- Nationality: Austrian
- Born: 4 January 2002 Alberndorf in der Riedmark, Austria
- Died: 4 December 2021 (aged 19)

Motocross career
- Years active: 2019-2021
- Teams: •KINI KTM Junior Pro Team (2013-2019); •Red Bull KTM (2019-2021);
- Wins: •MX2: 1;

= Rene Hofer =

Austrian motocross racer (2002-2021)

Rene Hofer (4 January 2002 – 4 December 2021) was an Austrian professional Motocross racer. Hofer competed in the FIM Motocross World Championship from 2019 to 2021.

During the 2021 season, Hofer took his only Grand Prix victory in the MX2 class. Additionally, Hofer was FIM Junior World Champion in the 85 class in 2016 as well as European Motocross Champion in the EMX85 class in the same year.

He represented Austria at the Motocross des Nations on two occasions, winning the MX2 class individually at the 2021 edition.
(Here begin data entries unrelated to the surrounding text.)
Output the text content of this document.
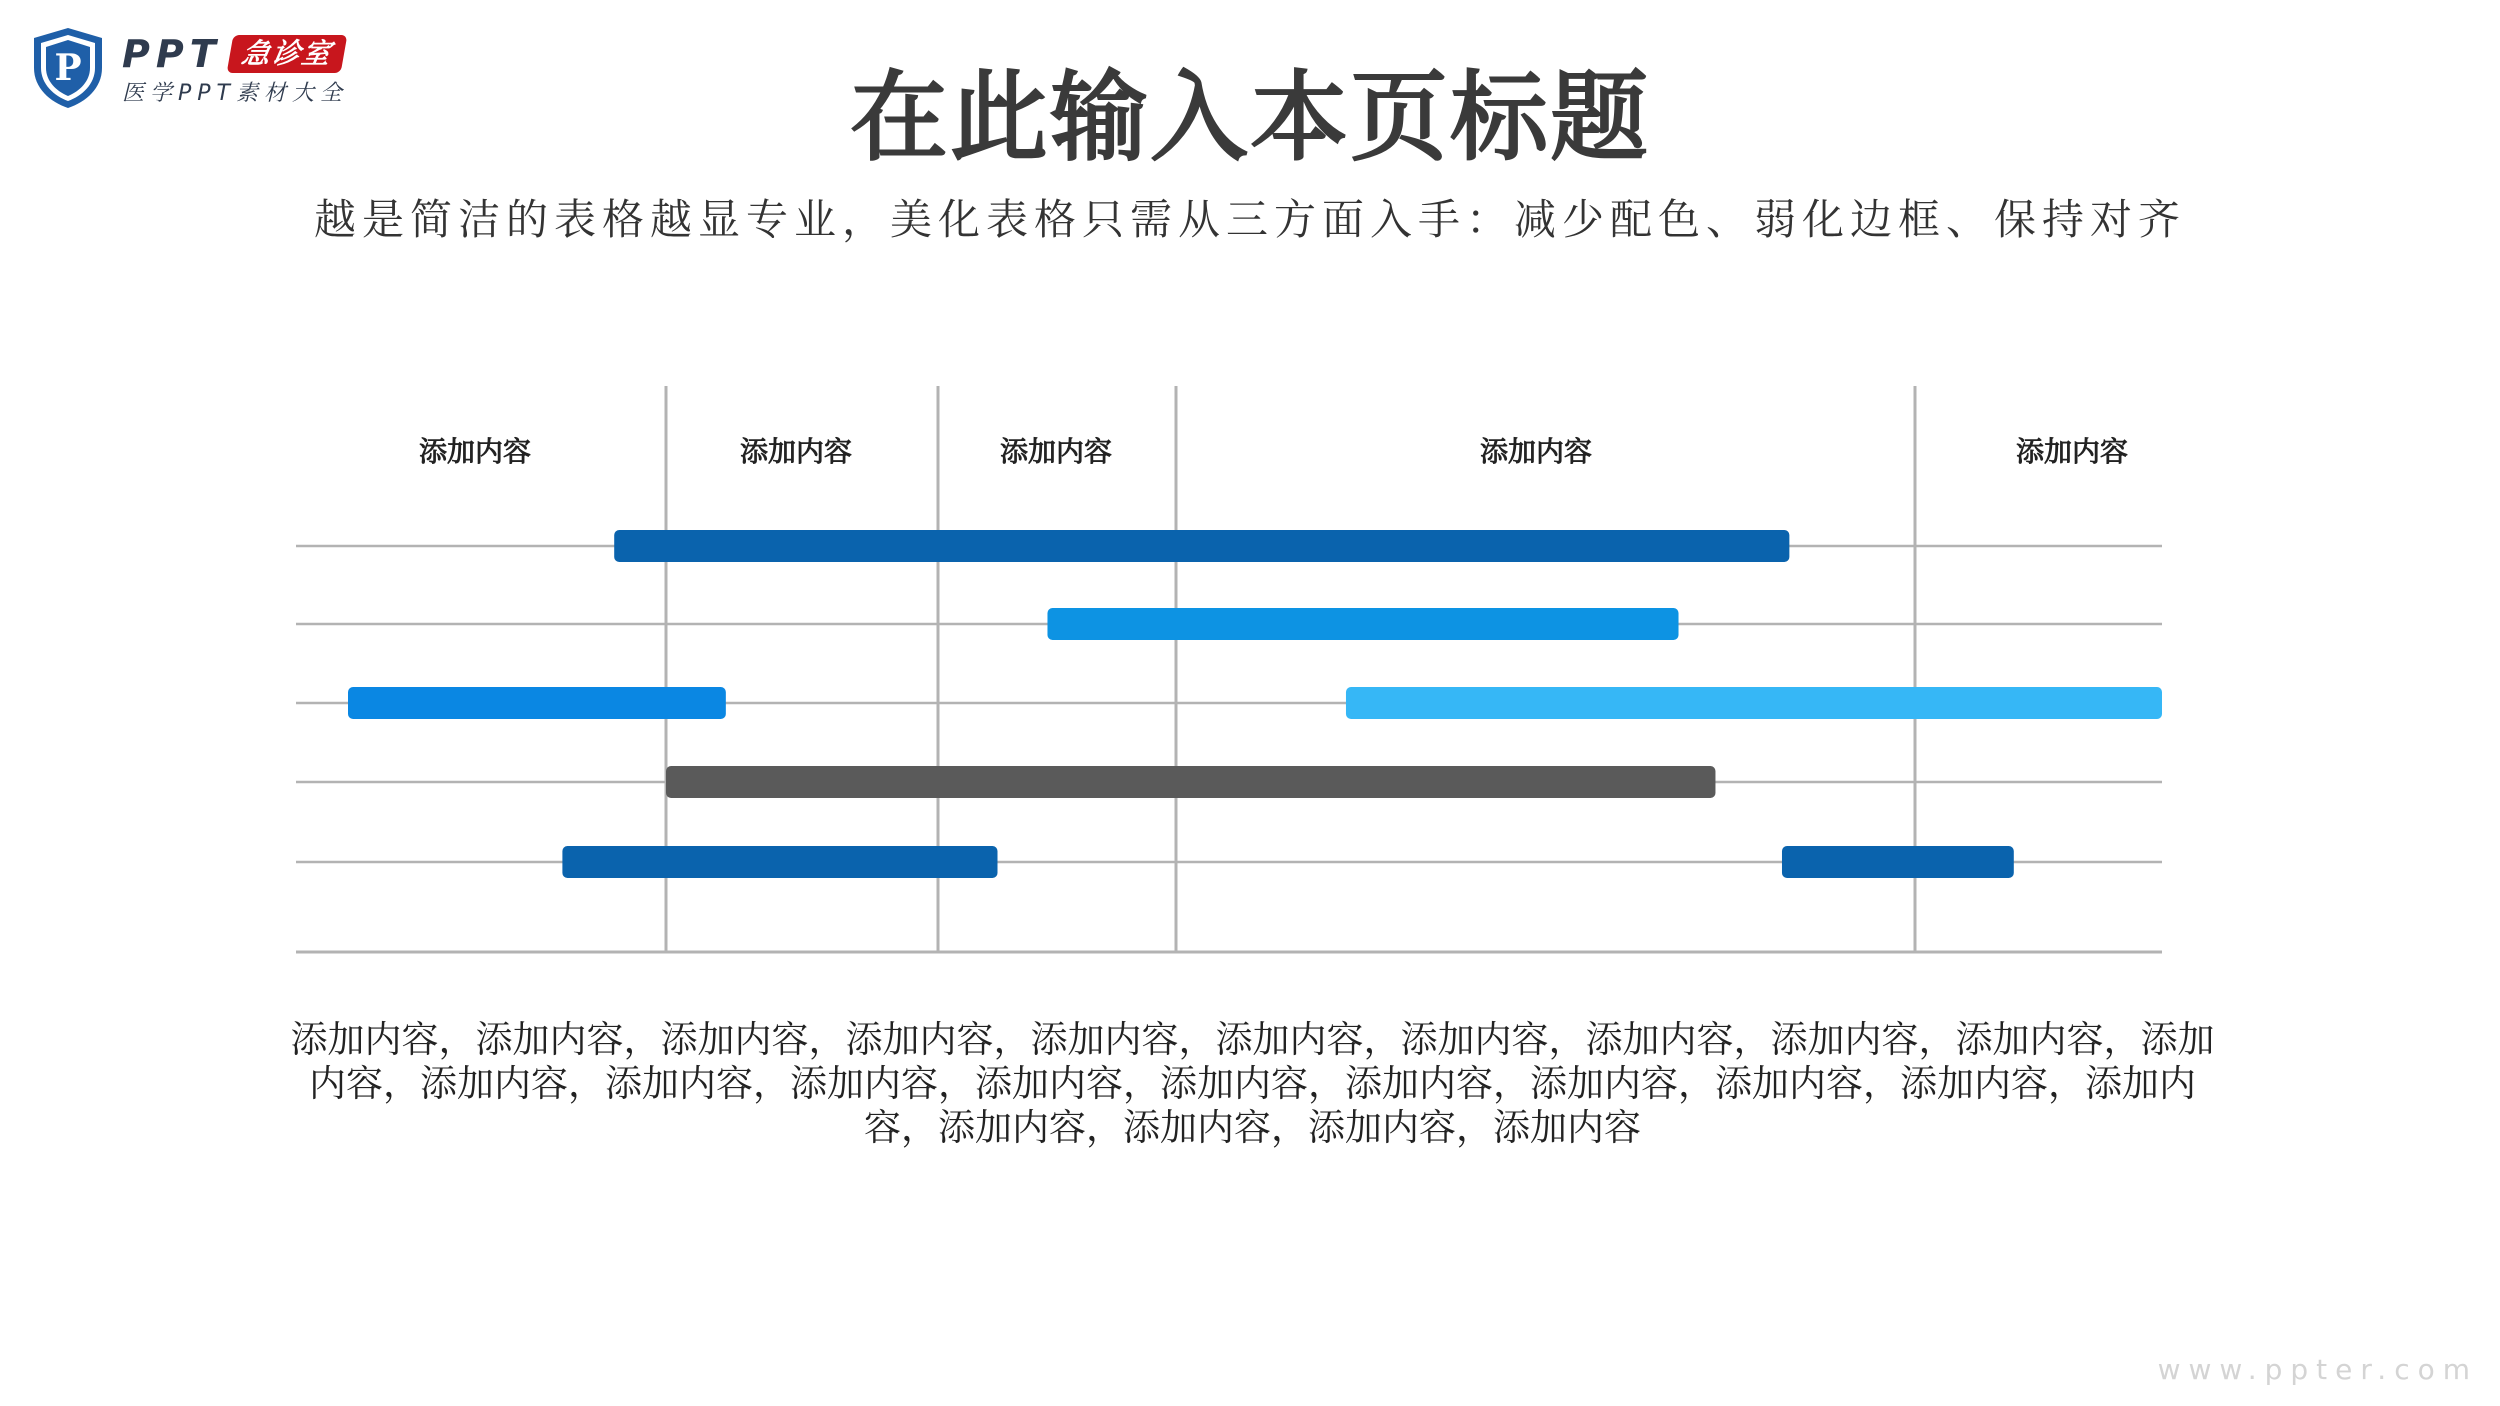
P PPT 急诊室
医学PPT素材大全	在此输入本页标题
越是简洁的表格越显专业，美化表格只需从三方面入手：减少配色、弱化边框、保持对齐
添加内容	添加内容	添加内容	添加内容	添加内容
添加内容，添加内容，添加内容，添加内容，添加内容，添加内容，添加内容，添加内容，添加内容，添加内容，添加内容，添加内容，添加内容，添加内容，添加内容，添加内容，添加内容，添加内容，添加内容，添加内容，添加内容，添加内容，添加内容，添加内容，添加内容
www.ppter.com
In December 2021, when skiing with a group of ten others near Tweng, Hofer was killed after being buried by an avalanche.

== Career ==
=== Junior Career ===
Following a successful start to his career in Austria and central Europe, Hofer finished third in the EMX65 class of the European Motocross Championship in 2012. A week later, he competed in the 65 class of the FIM Motocross Junior World Championship, finishing tenth overall. He bettered this result at the World Championship the following year by finishing sixth overall but dropped off the podium in the EMX65 class of the European Championship, where he finished fifth overall. Moving up to race an 85cc motorcycle in 2014, Hofer concentrated on the Austrian Youth Championship and the Junior Cup class of the ADAC MX Masters. He returned to the FIM Motocross Junior World Championship in 2015, where he finished sixth overall in the 85 class after finishing third in the first race. Alongside this he represented Austria at the Motocross of European Nations in Italy and finished third overall in the Junior Cup of the ADAC MX Masters.
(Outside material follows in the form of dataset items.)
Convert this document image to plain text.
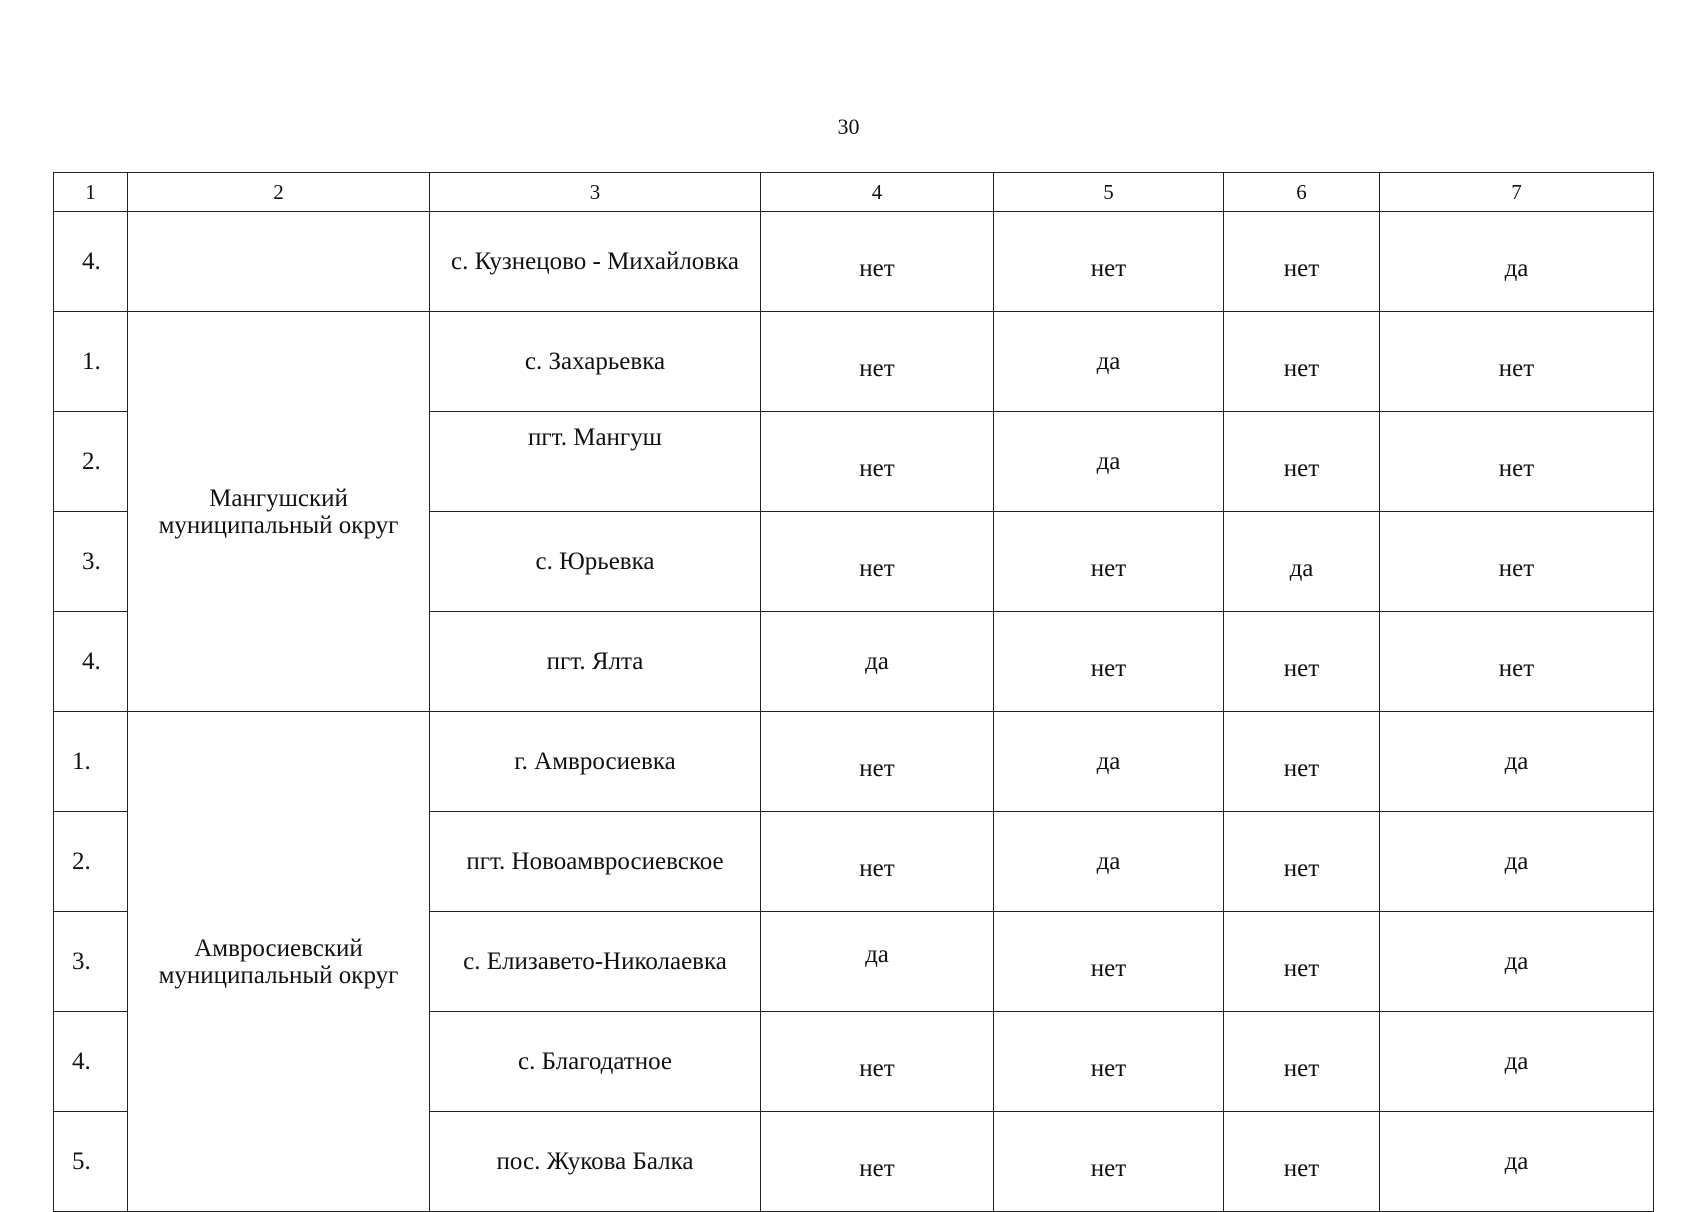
30
1	2	3	4	5	6	7
4.		с. Кузнецово - Михайловка	нет	нет	нет	да
1.	Мангушский муниципальный округ	с. Захарьевка	нет	да	нет	нет
2.		пгт. Мангуш	нет	да	нет	нет
3.		с. Юрьевка	нет	нет	да	нет
4.		пгт. Ялта	да	нет	нет	нет
1.	Амвросиевский муниципальный округ	г. Амвросиевка	нет	да	нет	да
2.		пгт. Новоамвросиевское	нет	да	нет	да
3.		с. Елизавето-Николаевка	да	нет	нет	да
4.		с. Благодатное	нет	нет	нет	да
5.		пос. Жукова Балка	нет	нет	нет	да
2016 would be Hofer's final and most successful season aboard an 85cc machine. He won the EMX85 class of the 2016 European Motocross Championship, taking a perfect score by winning both races. A few weeks later, in Russia, Hofer would take the 85 class world title at the FIM Motocross Junior World Championship. Alongside his European and World titles, Hofer won the Junior Cup class of the ADAC MX Masters in 2016. With continued support from the KTM KINI Junior Racing team, he moved up to compete in the EMX125 class of the 2017 European Motocross Championship. In his rookie season in the class, he recorded five fifth place race finishes as his best results to end the year fifth in the final standings. This was coupled with finishing fifth overall in the 125 class of the Junior World Championship held in Estonia.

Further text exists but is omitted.